O futuro distópico imaginado pelo escritor e jornalista George Orwell, em 1984, ganha novas formas na edição em quadrinhos publicada pela Companhia das Letras. E o que já era uma história desesperadora sobre política fica ainda mais assustador com o apoio das ilustrações recheadas de curvas e com pouco uso de cores do artista Fido Nesti.
A obra de Orwell toma como como inspiração os regimes totalitários para dar a forma a Oceania, região que já foi da Inglaterra em outros tempos, e está totalmente sob o controle do Partido e da figura que centraliza o poder na figura de um homem, o Grande Irmão.
Realidade fabricada
A história tem como personagem principal Winston Smith, um trabalhador do Ministério da Verdade, responsável por manipular as informações e notícias, cheio de reticências quanto as “verdades” que o Partido do governo vigente prega.
Uma forma que o Partido usa para isso é alterar as notícias e os dados de forma a criar uma falácia de que, com a presença do governo totalitário, tudo está muito melhor do que estava antes. Logo, por ser o responsável por manipular essas informações, Winston questiona o que é verdade ou não, algo extremamente perigoso em um regime desprovido de liberdade intelectual.
Toda a narrativa é rodeada por ambiguidades: o Grande Irmão é real, ou apenas um rosto para as pessoas direcionarem sua lealdade? Os inimigos do Partido são reais, ou apenas outra mentira inventada para criar um pouco de esperança nos corações rebeldes? Toda a arte presente na versão ilustrada da história, acentua ainda mais esses mistérios em que a história constrói, servindo como um bom exemplo dos segredos que rondam tais sociedades opressoras.
Atual até demais
Publicado no final da Segunda Guerra e começo da Guerra Fria, a história de 1984 reflete tudo aquilo que rondava o imaginário popular da época: desconfiança acerca dos grandes regimes políticos, uso da tecnologia para fins bélicos e a restrição das liberdades individuais e coletivas da população.
Em 1984, o autor exemplifica as ferramentas que um regime totalitário utiliza para controlar seu povo, utilizando ainda a filosofia de constante vigilância de Michel Foucault, que ajuda a tornar real na mente dos leitores a cinzenta Oceania imaginada pelo autor.
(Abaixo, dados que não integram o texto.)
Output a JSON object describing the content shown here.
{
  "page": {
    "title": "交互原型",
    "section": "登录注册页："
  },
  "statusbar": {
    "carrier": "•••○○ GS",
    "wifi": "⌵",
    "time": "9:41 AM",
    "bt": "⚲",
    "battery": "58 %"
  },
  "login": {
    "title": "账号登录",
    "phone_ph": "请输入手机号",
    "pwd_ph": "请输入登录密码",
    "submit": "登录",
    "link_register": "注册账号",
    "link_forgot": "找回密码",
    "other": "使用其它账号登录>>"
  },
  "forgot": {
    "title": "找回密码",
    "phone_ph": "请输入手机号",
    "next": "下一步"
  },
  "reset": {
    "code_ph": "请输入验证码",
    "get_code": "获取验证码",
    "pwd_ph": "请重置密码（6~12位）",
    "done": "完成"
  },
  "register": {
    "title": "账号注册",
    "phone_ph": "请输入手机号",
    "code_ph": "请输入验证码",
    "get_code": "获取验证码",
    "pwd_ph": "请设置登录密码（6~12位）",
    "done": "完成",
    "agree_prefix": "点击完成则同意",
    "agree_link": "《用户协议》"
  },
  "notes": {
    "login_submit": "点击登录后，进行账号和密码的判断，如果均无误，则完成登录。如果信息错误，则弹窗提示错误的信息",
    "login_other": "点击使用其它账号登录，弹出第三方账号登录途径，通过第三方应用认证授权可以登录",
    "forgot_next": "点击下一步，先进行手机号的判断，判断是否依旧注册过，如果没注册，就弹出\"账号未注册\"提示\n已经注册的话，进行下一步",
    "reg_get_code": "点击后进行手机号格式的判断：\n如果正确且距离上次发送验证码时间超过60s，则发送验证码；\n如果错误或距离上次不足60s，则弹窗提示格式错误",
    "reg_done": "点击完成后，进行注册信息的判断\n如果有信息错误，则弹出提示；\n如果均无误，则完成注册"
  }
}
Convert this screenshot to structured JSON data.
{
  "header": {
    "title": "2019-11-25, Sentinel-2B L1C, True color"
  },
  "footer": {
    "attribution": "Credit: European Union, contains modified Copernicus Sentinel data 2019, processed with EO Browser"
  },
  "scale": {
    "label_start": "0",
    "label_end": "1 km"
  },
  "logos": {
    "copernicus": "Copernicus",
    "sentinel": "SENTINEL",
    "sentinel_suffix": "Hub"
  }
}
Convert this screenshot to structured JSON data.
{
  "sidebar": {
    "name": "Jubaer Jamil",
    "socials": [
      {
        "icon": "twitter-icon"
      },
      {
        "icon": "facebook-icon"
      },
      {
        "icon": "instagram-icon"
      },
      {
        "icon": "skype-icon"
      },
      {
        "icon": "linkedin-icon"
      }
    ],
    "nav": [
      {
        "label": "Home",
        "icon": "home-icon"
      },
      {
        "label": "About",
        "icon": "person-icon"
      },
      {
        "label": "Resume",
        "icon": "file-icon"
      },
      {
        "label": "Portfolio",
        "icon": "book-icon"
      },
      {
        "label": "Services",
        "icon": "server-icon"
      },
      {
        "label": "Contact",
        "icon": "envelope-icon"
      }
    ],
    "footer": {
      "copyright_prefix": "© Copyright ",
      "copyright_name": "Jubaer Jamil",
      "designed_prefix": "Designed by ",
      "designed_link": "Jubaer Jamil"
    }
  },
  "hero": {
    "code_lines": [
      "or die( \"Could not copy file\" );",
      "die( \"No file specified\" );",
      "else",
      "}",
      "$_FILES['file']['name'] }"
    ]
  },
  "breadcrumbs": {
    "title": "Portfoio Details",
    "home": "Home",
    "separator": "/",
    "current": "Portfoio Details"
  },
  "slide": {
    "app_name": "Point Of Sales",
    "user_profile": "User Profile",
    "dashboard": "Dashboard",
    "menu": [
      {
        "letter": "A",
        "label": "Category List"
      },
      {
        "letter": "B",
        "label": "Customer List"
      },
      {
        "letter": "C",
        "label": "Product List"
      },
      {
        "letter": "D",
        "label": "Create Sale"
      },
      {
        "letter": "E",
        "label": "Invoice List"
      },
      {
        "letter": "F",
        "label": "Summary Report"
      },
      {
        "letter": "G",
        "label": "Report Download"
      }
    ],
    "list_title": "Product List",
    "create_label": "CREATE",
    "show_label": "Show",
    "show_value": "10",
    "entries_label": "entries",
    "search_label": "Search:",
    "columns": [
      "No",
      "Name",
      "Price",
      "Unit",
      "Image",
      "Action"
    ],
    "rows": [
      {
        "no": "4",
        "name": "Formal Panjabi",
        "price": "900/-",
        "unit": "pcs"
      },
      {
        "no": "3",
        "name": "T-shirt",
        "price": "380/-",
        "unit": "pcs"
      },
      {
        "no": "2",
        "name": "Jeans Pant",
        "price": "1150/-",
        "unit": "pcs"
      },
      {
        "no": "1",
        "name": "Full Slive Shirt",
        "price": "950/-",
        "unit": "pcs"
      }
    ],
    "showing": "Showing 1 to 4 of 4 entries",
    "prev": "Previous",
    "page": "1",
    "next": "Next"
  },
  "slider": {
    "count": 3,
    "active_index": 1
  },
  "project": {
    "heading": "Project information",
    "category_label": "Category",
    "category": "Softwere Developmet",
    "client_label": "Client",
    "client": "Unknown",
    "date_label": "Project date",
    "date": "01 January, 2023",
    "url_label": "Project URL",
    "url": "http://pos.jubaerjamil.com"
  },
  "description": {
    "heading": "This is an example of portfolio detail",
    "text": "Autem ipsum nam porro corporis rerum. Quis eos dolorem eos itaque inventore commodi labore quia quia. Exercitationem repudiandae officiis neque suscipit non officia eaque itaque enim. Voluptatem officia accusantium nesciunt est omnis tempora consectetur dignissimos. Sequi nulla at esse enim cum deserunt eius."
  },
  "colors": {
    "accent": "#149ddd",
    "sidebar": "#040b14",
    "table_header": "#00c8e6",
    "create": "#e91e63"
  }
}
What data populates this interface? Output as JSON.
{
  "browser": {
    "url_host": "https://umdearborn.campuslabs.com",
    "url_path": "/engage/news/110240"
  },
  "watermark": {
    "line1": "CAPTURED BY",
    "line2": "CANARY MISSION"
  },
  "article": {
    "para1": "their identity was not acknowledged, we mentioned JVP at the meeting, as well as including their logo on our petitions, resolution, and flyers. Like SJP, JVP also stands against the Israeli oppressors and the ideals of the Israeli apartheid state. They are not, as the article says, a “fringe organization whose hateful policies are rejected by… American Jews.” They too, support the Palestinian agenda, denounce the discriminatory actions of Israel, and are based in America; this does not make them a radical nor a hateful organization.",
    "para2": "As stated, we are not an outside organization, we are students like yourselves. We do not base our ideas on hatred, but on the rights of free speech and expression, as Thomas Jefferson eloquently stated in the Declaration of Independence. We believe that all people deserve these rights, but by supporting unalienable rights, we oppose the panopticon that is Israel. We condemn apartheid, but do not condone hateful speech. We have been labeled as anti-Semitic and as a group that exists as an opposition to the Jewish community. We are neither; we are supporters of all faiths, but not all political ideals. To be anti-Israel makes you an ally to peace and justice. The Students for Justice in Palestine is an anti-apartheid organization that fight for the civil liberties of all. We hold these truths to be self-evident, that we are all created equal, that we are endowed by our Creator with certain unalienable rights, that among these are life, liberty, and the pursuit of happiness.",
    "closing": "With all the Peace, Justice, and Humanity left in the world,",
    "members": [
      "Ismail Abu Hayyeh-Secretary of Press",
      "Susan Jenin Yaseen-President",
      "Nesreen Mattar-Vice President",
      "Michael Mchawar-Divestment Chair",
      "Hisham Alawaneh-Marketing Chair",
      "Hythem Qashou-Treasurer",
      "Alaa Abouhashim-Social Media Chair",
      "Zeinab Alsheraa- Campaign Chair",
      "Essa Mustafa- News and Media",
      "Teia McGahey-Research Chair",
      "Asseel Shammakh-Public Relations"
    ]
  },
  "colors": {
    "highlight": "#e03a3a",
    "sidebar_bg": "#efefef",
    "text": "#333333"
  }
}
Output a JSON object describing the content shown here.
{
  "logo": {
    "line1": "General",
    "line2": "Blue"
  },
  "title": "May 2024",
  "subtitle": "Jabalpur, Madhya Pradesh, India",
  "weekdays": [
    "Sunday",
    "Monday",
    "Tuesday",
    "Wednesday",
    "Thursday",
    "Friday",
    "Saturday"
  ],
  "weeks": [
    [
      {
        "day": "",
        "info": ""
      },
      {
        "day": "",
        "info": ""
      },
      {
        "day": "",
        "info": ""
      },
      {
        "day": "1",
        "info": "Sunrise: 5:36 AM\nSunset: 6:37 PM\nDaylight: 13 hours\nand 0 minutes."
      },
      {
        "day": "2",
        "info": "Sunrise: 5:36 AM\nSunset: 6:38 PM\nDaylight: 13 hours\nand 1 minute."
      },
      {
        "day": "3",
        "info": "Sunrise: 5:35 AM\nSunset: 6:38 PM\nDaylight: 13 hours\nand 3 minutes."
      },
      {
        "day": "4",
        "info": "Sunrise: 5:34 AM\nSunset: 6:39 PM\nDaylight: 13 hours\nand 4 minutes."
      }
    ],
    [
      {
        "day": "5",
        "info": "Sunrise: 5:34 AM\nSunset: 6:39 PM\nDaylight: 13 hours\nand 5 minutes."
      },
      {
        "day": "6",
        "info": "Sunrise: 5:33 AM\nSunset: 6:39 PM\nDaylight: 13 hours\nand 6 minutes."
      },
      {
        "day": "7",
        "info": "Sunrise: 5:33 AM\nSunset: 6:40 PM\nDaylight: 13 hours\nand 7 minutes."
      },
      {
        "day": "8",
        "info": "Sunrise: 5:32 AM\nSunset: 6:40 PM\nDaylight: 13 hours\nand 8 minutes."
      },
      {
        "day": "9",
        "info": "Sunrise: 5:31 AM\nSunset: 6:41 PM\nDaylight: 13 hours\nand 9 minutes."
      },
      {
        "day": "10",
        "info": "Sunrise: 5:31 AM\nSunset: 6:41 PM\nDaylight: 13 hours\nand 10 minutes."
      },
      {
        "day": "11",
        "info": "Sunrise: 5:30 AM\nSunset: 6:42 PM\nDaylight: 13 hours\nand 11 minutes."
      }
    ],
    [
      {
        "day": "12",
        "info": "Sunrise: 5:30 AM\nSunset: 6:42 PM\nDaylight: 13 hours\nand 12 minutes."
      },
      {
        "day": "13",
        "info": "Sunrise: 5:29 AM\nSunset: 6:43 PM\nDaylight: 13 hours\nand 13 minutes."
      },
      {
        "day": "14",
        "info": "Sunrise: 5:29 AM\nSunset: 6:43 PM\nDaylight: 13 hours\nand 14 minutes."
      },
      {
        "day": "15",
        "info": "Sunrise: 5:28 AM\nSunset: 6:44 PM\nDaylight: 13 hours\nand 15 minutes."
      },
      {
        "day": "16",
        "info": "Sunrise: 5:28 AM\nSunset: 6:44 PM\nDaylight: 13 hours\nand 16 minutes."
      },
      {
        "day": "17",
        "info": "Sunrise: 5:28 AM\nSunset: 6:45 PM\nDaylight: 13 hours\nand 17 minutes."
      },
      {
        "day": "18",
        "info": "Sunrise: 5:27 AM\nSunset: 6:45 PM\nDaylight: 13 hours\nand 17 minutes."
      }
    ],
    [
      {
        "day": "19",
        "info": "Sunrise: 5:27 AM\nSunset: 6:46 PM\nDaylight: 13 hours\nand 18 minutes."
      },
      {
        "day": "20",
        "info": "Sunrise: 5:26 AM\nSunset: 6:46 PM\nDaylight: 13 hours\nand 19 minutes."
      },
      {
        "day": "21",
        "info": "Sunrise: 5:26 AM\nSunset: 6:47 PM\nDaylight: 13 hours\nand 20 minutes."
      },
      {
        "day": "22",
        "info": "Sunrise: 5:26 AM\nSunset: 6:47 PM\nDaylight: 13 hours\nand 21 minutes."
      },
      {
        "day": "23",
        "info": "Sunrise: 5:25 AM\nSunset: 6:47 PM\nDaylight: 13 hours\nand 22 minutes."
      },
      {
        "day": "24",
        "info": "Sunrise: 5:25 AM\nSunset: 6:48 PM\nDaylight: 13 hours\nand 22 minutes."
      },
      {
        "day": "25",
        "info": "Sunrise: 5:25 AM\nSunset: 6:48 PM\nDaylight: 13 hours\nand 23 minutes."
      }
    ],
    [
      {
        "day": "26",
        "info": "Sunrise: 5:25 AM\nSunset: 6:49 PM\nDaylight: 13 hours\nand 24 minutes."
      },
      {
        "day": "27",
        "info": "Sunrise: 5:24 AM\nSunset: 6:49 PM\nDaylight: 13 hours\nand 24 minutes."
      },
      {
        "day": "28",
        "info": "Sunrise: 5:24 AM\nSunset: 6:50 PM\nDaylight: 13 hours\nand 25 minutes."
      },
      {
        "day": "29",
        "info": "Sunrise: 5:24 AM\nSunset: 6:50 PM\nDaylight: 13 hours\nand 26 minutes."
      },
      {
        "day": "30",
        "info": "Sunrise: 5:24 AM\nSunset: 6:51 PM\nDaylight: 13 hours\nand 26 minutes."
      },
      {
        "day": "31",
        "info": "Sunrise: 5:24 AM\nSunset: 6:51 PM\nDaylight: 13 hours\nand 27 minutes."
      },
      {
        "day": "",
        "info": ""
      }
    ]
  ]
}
Mesmo que Orwell tenha falecido muitos anos antes do ápice do conflito entre a então União Soviética e os Estados Unidos, muito do que o autor escreveu em 1984 acabou se tornando realidade ao longo do final do século XX e começo do XXI, como a constante vigilância à qual as pessoas estão expostas, inclusive como entretenimento – vide reality shows como o Big Brother –, a supressão da liberdade de imprensa por órgãos governamentais, manipulação de dados e a adoção de atitudes populistas por parte dos políticos para ganhar a simpatia do povo.
1984 é, portanto, uma história escrita há mais de 70 anos e segue atual, o que é um fato assustador para quem preza por uma sociedade livre.